Светицкий покраснел.

— Отчего же, съездим как-нибудь! — ответил он. — Скучно только там очень… Вообще Сонечка — не моя героиня… — не без некоторого усилия дополнил он.

— Ого?! — воскликнул Курденко. — Браво! Мы начинаем прозревать!

— Нет, в самом деле! — продолжал Светицкий. — Она очень милая и хорошенькая барышня, но нет в ней ничего возвышенного, глубокого…

— Как у Леонидовой?… — в тон ему вставил Возницын и расхохотался. — Эх вы, птенчик, и тут идеализировать уже начинаете?

— О, изменник! О, противный мужчинка! — произнес, качая головой, Радугин.

— Ничего я не идеализирую, а говорю только о том, что вижу. И совсем не изменяю никому!

— Нет, пентауровское полено его таки крепко зашибло! — заявил, поглядев на него, Костиц. — Ну-ка, выворачивай душу, млад-вьюнош!

— Сознаться, оно всегда лучше… — сказал Курденко.

— Не в чем мне сознаваться, убирайтесь вы!… — буркнул под общий смех Светицкий и поспешил улизнуть от развеселившихся товарищей.

В домике у Шилина с утра заседала целая компания: были здесь Зайцев, Агафон со Стратилатом, Белявка и Тихон.

Стратилат повествовал, как они с Агафоном бегом помчались вчера из театра, сшибли с ног впотьмах по дороге какого-то прохожего, затем Агафон перемахнул через забор, влез через окно в свою горенку и только что успел улечься в постель — раздался стук в наружную дверь.

Стряпка пошла отворять, и через минуту-другую в комнату Агафона с поднятой свечой в руке вступил полураздетый отец Михей и за ним матушка с остальными домочадцами.

— Да он здесь? — произнес отец Михей.

— Не он: это чучело на кровати положено! — взволнованно ответила Маремьяна Никитична, отстраняя мужа; она подошла к кровати и сдернула с лица спавшего одеяло.

— Ну он и есть… — сказал отец Михей. — Что тебе пригрезилось?

Матушка стояла, выпучив и без того огромные глаза свои.

Агафон сделал вид, якобы проснулся, протер глаза руками и сел.

— Что надо? — спросил он.

— Где ты был? — грозно спросила Маремьяна Никитична.

— Дома… — ответил Агафон и в ту же секунду получил оглушительную затрещину.

— И рожу дома накрасил?! — возгласила матушка, закатывая ему с другой руки такой же гостинец.

Тут только Агафон вспомнил, что он забыл разгримироваться.

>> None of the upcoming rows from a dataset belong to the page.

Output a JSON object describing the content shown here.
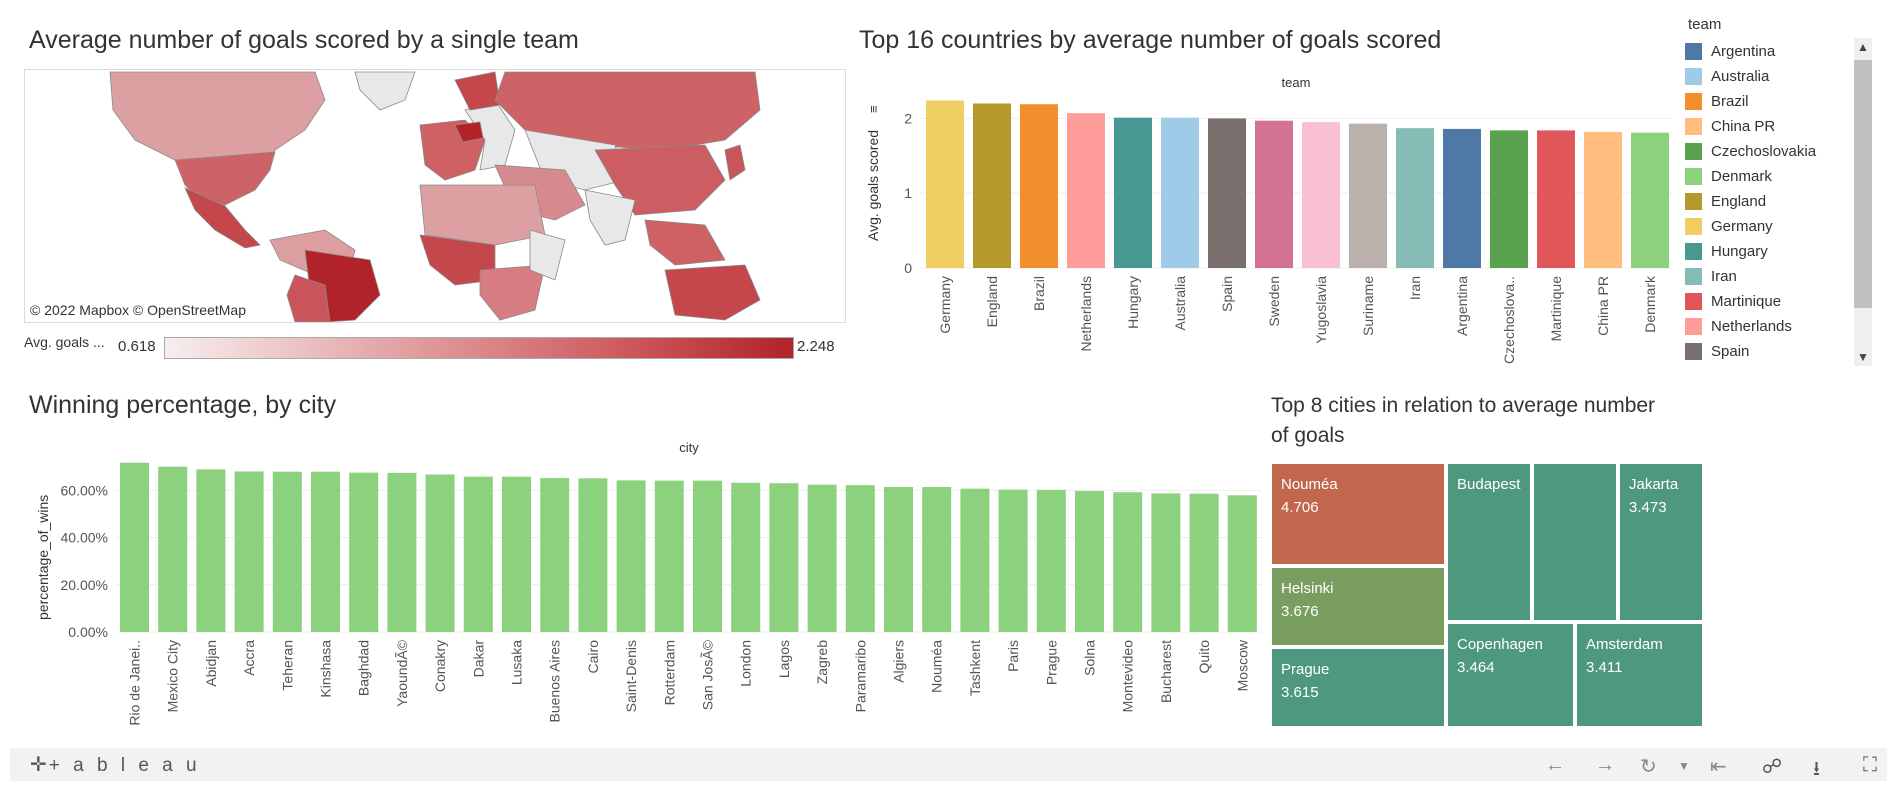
{
  "map": {
    "title": "Average number of goals scored by a single team",
    "credit": "© 2022 Mapbox  © OpenStreetMap",
    "legend_label": "Avg. goals ...",
    "legend_min": "0.618",
    "legend_max": "2.248",
    "colors": {
      "low": "#f8eeee",
      "high": "#b12328",
      "no_data": "#e8e8e8"
    }
  },
  "top_countries": {
    "title": "Top 16 countries by average number of goals scored"
  },
  "legend": {
    "title": "team",
    "items": [
      {
        "label": "Argentina",
        "color": "#4e79a7"
      },
      {
        "label": "Australia",
        "color": "#a0cbe8"
      },
      {
        "label": "Brazil",
        "color": "#f28e2b"
      },
      {
        "label": "China PR",
        "color": "#ffbe7d"
      },
      {
        "label": "Czechoslovakia",
        "color": "#59a14f"
      },
      {
        "label": "Denmark",
        "color": "#8cd17d"
      },
      {
        "label": "England",
        "color": "#b6992d"
      },
      {
        "label": "Germany",
        "color": "#f1ce63"
      },
      {
        "label": "Hungary",
        "color": "#499894"
      },
      {
        "label": "Iran",
        "color": "#86bcb6"
      },
      {
        "label": "Martinique",
        "color": "#e15759"
      },
      {
        "label": "Netherlands",
        "color": "#ff9d9a"
      },
      {
        "label": "Spain",
        "color": "#79706e"
      }
    ]
  },
  "win_pct": {
    "title": "Winning percentage, by city"
  },
  "treemap": {
    "title_line1": "Top 8 cities in relation to average number",
    "title_line2": "of goals",
    "cells": [
      {
        "city": "Nouméa",
        "value": "4.706",
        "color": "#c0674d"
      },
      {
        "city": "Helsinki",
        "value": "3.676",
        "color": "#7a9e5f"
      },
      {
        "city": "Prague",
        "value": "3.615",
        "color": "#4e9880"
      },
      {
        "city": "Budapest",
        "value": "",
        "color": "#4e9880"
      },
      {
        "city": "",
        "value": "",
        "color": "#4e9880"
      },
      {
        "city": "Jakarta",
        "value": "3.473",
        "color": "#4e9880"
      },
      {
        "city": "Copenhagen",
        "value": "3.464",
        "color": "#4e9880"
      },
      {
        "city": "Amsterdam",
        "value": "3.411",
        "color": "#4e9880"
      }
    ]
  },
  "footer": {
    "logo": "+ a b l e a u"
  },
  "chart_data": [
    {
      "type": "bar",
      "title": "Top 16 countries by average number of goals scored",
      "header": "team",
      "xlabel": "",
      "ylabel": "Avg. goals scored",
      "ylim": [
        0,
        2.3
      ],
      "yticks": [
        "0",
        "1",
        "2"
      ],
      "categories": [
        "Germany",
        "England",
        "Brazil",
        "Netherlands",
        "Hungary",
        "Australia",
        "Spain",
        "Sweden",
        "Yugoslavia",
        "Suriname",
        "Iran",
        "Argentina",
        "Czechoslova..",
        "Martinique",
        "China PR",
        "Denmark"
      ],
      "values": [
        2.24,
        2.2,
        2.19,
        2.07,
        2.01,
        2.01,
        2.0,
        1.97,
        1.95,
        1.93,
        1.87,
        1.86,
        1.84,
        1.84,
        1.82,
        1.81
      ],
      "colors": [
        "#f1ce63",
        "#b6992d",
        "#f28e2b",
        "#ff9d9a",
        "#499894",
        "#a0cbe8",
        "#79706e",
        "#d37295",
        "#fabfd2",
        "#bab0ac",
        "#86bcb6",
        "#4e79a7",
        "#59a14f",
        "#e15759",
        "#ffbe7d",
        "#8cd17d"
      ]
    },
    {
      "type": "bar",
      "title": "Winning percentage, by city",
      "header": "city",
      "ylabel": "percentage_of_wins",
      "ylim": [
        0,
        0.72
      ],
      "yticks": [
        "0.00%",
        "20.00%",
        "40.00%",
        "60.00%"
      ],
      "color": "#8cd17d",
      "categories": [
        "Rio de Janei..",
        "Mexico City",
        "Abidjan",
        "Accra",
        "Teheran",
        "Kinshasa",
        "Baghdad",
        "YaoundÃ©",
        "Conakry",
        "Dakar",
        "Lusaka",
        "Buenos Aires",
        "Cairo",
        "Saint-Denis",
        "Rotterdam",
        "San JosÃ©",
        "London",
        "Lagos",
        "Zagreb",
        "Paramaribo",
        "Algiers",
        "Nouméa",
        "Tashkent",
        "Paris",
        "Prague",
        "Solna",
        "Montevideo",
        "Bucharest",
        "Quito",
        "Moscow"
      ],
      "values": [
        0.717,
        0.7,
        0.689,
        0.68,
        0.679,
        0.679,
        0.675,
        0.674,
        0.667,
        0.658,
        0.658,
        0.652,
        0.651,
        0.642,
        0.641,
        0.641,
        0.632,
        0.63,
        0.624,
        0.622,
        0.614,
        0.614,
        0.607,
        0.603,
        0.602,
        0.597,
        0.592,
        0.587,
        0.586,
        0.579
      ]
    }
  ]
}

Произошел «вопль и крик мног», по выражению Стратилата, кончившийся тем, что Агафон заявил, что он намерен совсем уйти в актеры, и затем немедленно должен был спасаться бегством в окно от ухватившей железную кочергу родительницы.

Слушатели, за исключением Зайцева и самого Агафона, хватались за бока и хохотали; особенно ржал и гоготал Тихон.

— Да ты что — видал разве? — спросил Шилин рассказчика.

— Я ж под окном сидел: любопытно ведь! — ответил тот. — Высунулась это она наружу, да и кричит ему вслед: «И Стратилатке твоему весь пучок выдерну — пусть только попадется на глаза!» А я встал да и говорю: «Извините, матушка, я и без вас уж обстригся!» — и он провел под общий смех ладонью по голове.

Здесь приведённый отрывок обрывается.